There are no good solutions to this problem. Hydroquinone skin bleaching creams which can be used to lighten the areas not affected by vitiligo thereby decreasing the contrast or noticeability of the problem. The vitiligo affected areas can be tattooed to approach the color of the adjacent unaffected skin. This would have to be a medical grade quality tattoo to match skin color which is quite different than most ornamental tattos. If you choose this route you should first have a small test spot tattooed.
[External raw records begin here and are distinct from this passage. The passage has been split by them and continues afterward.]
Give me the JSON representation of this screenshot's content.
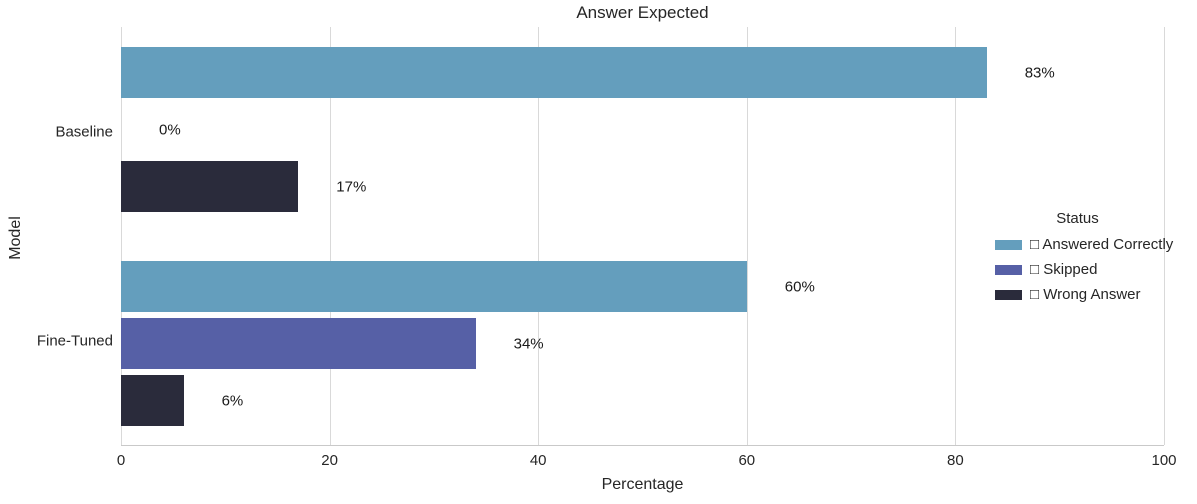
{
  "chart_data": {
    "type": "bar",
    "orientation": "horizontal",
    "title": "Answer Expected",
    "xlabel": "Percentage",
    "ylabel": "Model",
    "xlim": [
      0,
      100
    ],
    "xticks": [
      0,
      20,
      40,
      60,
      80,
      100
    ],
    "grid": "vertical-gridlines-only",
    "categories": [
      "Baseline",
      "Fine-Tuned"
    ],
    "series": [
      {
        "name": "Answered Correctly",
        "color": "#649EBD",
        "values": [
          83,
          60
        ],
        "labels": [
          "83%",
          "60%"
        ]
      },
      {
        "name": "Skipped",
        "color": "#5660A6",
        "values": [
          0,
          34
        ],
        "labels": [
          "0%",
          "34%"
        ]
      },
      {
        "name": "Wrong Answer",
        "color": "#2A2B3B",
        "values": [
          17,
          6
        ],
        "labels": [
          "17%",
          "6%"
        ]
      }
    ],
    "legend": {
      "title": "Status",
      "position": "center-right",
      "items": [
        {
          "label": "□ Answered Correctly",
          "color": "#649EBD"
        },
        {
          "label": "□ Skipped",
          "color": "#5660A6"
        },
        {
          "label": "□ Wrong Answer",
          "color": "#2A2B3B"
        }
      ]
    }
  }
}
Vermilion -refers to the portion of the lips to which lipstick is applied.

W

White Roll

W-plasty -refers to a saw tooth pattern of skin closure after removal of a skin lesion or scar to make the end result scar less noticeable.

X

Xanthelasma-round or oval slightly elevated yellowish lesions located on the eyelids. They consist of fat deposits that have been deposited between the skin & underlying eyelid muscle. They have no significant relationship to blood cholesterol levels. They are benign. Treatment options include:
1-excision of the lesion & overlying skin with immediate suture of the resulting skin wound. If the lesion is large skin grafts or local flaps of tissue can be used to close the defect.
2-laser ablation of the lesion & the skin directly on top of it
3-skin incision with removal of fat deposits under magnification. After removal the skin is sutured.

The last option may be better especially for large deposits because skin damage is minimized to remove the fat deposit.